In fact, less than 1 percent (about 0.004 percent) of fully vaccinated individuals have been hospitalized with, or have died from, COVID-19, according to the latest data tracked by the Centers for Disease Control and Prevention (CDC). When it comes to older adults, who were hit hardest by the coronavirus during its initial sweep, fully vaccinated individuals ages 65 and up are 94 percent less likely to be hospitalized with COVID-19 than people of the same age who are not vaccinated.
And while the CDC no longer tracks how many vaccinated individuals come down with an asymptomatic or mild case of COVID-19 — the more likely scenario if you do get a breakthrough infection — it's safe to assume the risk is also on the smaller side, explains Christopher Ohl, M.D., professor of infectious diseases at the Wake Forest School of Medicine. “It's not common, but it happens,” he says. (New data analyzed by the Kaiser Family Foundation confirms this.)
The important thing to keep in mind is that when these cases occur, “by no means does that mean that you're dealing with an unsuccessful vaccine,” Anthony Fauci, M.D., director of the National Institute of Allergy and Infectious Diseases, said in a recent press briefing. “The success of the vaccine is based on the prevention of [more serious] illness.”
2. Delta variant is partially to blame
Breakthrough infections could become more prevalent, however, as the highly contagious delta variant continues to blaze through unvaccinated communities. (About half of the country is not fully vaccinated.)
That's not because the vaccines don't work against the now-dominant strain, which is responsible for more than 80 percent of new COVID-19 cases in the U.S. Studies show that while the immune response is somewhat diminished against delta compared to other virus variants, the vaccines are still holding their ground when a full dose regimen is completed. Rather, it has to do with frequency of exposure.
"Think of the vaccine as reducing your risk of getting infected in any given encounter by something like 90 percent,” says David Dowdy, M.D., associate professor of epidemiology at the Johns Hopkins Bloomberg School of Public Health. If you're in a situation where there are more cases of COVID-19 and you're having closer interactions with people, “then we expect more breakthrough infections — not because the vaccines aren't working but just because people are being exposed [to the virus] more often,” he adds.

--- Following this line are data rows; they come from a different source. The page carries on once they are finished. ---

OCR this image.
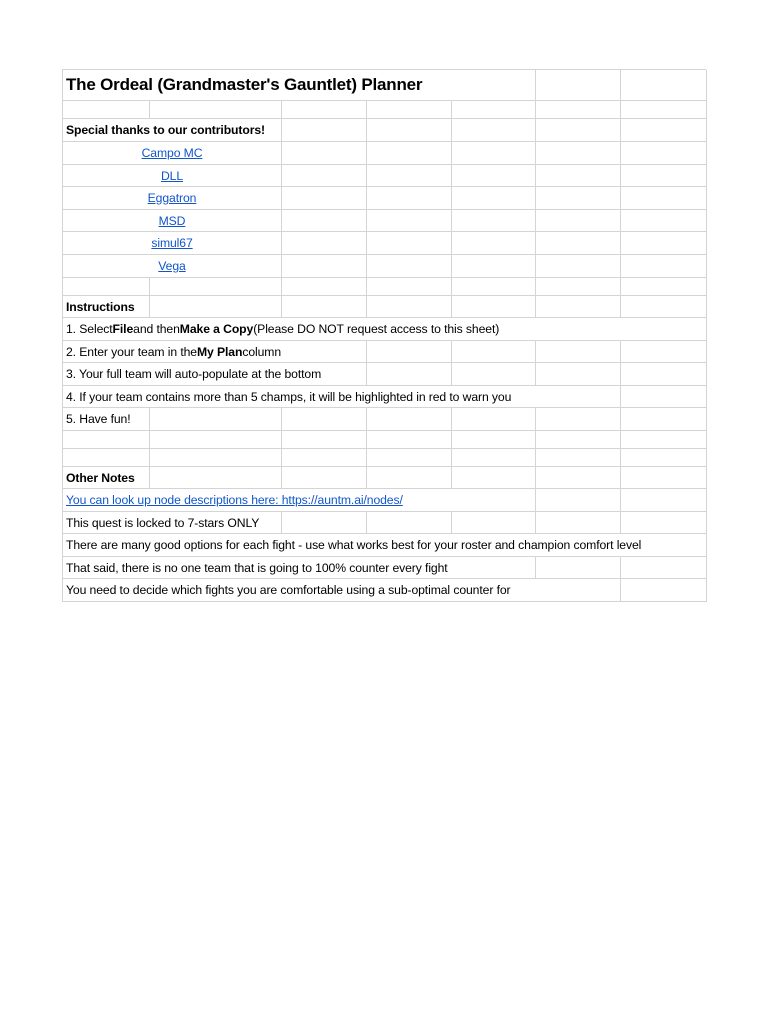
The Ordeal (Grandmaster's Gauntlet) Planner
Special thanks to our contributors!
Campo MC
DLL
Eggatron
MSD
simul67
Vega
Instructions
1. Select File and then Make a Copy (Please DO NOT request access to this sheet)
2. Enter your team in the My Plan column
3. Your full team will auto-populate at the bottom
4. If your team contains more than 5 champs, it will be highlighted in red to warn you
5. Have fun!
Other Notes
You can look up node descriptions here: https://auntm.ai/nodes/
This quest is locked to 7-stars ONLY
There are many good options for each fight - use what works best for your roster and champion comfort level
That said, there is no one team that is going to 100% counter every fight
You need to decide which fights you are comfortable using a sub-optimal counter for
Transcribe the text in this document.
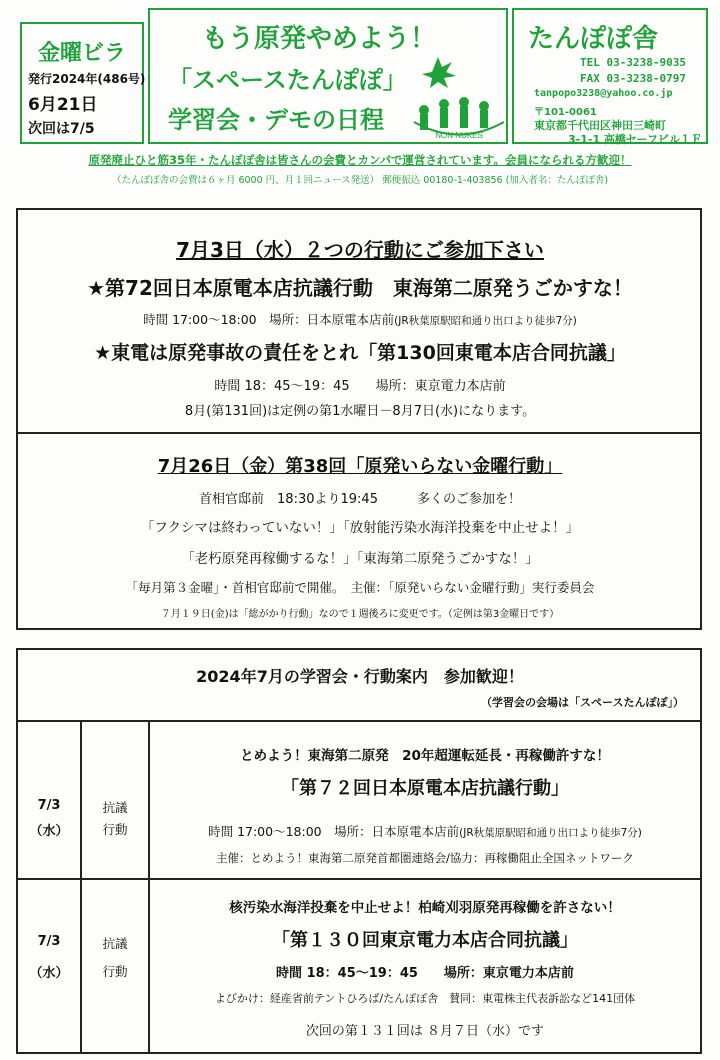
金曜ビラ
発行2024年(486号)
6月21日
次回は7/5
もう原発やめよう！
「スペースたんぽぽ」
学習会・デモの日程
NON NUKES
たんぽぽ舎
TEL 03-3238-9035
FAX 03-3238-0797
tanpopo3238@yahoo.co.jp
〒101-0061
東京都千代田区神田三崎町
3-1-1 高橋セーフビル１Ｆ
原発廃止ひと筋35年・たんぽぽ舎は皆さんの会費とカンパで運営されています。会員になられる方歓迎！
（たんぽぽ舎の会費は６ヶ月 6000 円、月１回ニュース発送） 郵便振込 00180-1-403856 (加入者名：たんぽぽ舎)
7月3日（水）２つの行動にご参加下さい
★第72回日本原電本店抗議行動　東海第二原発うごかすな！
時間 17:00～18:00　場所：日本原電本店前(JR秋葉原駅昭和通り出口より徒歩7分)
★東電は原発事故の責任をとれ「第130回東電本店合同抗議」
時間 18：45～19：45　　場所：東京電力本店前
8月(第131回)は定例の第1水曜日－8月7日(水)になります。
7月26日（金）第38回「原発いらない金曜行動」
首相官邸前　18:30より19:45　　　多くのご参加を！
「フクシマは終わっていない！」「放射能汚染水海洋投棄を中止せよ！」
「老朽原発再稼働するな！」「東海第二原発うごかすな！」
「毎月第３金曜」・首相官邸前で開催。　主催：「原発いらない金曜行動」実行委員会
７月１９日(金)は「総がかり行動」なので１週後ろに変更です。（定例は第3金曜日です）
2024年7月の学習会・行動案内　参加歓迎！
（学習会の会場は「スペースたんぽぽ」）
7/3
（水）
抗議
行動
とめよう！東海第二原発　20年超運転延長・再稼働許すな！
「第７２回日本原電本店抗議行動」
時間 17:00～18:00　場所：日本原電本店前(JR秋葉原駅昭和通り出口より徒歩7分)
主催：とめよう！東海第二原発首都圏連絡会/協力：再稼働阻止全国ネットワーク
7/3
（水）
抗議
行動
核汚染水海洋投棄を中止せよ！柏崎刈羽原発再稼働を許さない！
「第１３０回東京電力本店合同抗議」
時間 18：45～19：45　　場所：東京電力本店前
よびかけ：経産省前テントひろば/たんぽぽ舎　賛同：東電株主代表訴訟など141団体
次回の第１３１回は ８月７日（水）です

Leana Wen, M.D., an emergency physician and visiting professor of health policy and management at George Washington University's Milken Institute School of Public Health, has likened the vaccines to a very good raincoat. “If it's drizzling outside, you're going to be fine; you will be protected and not get wet. However, if you keep going in and out of thunderstorms, at some point you could get wet,” she told AARP in a recent interview.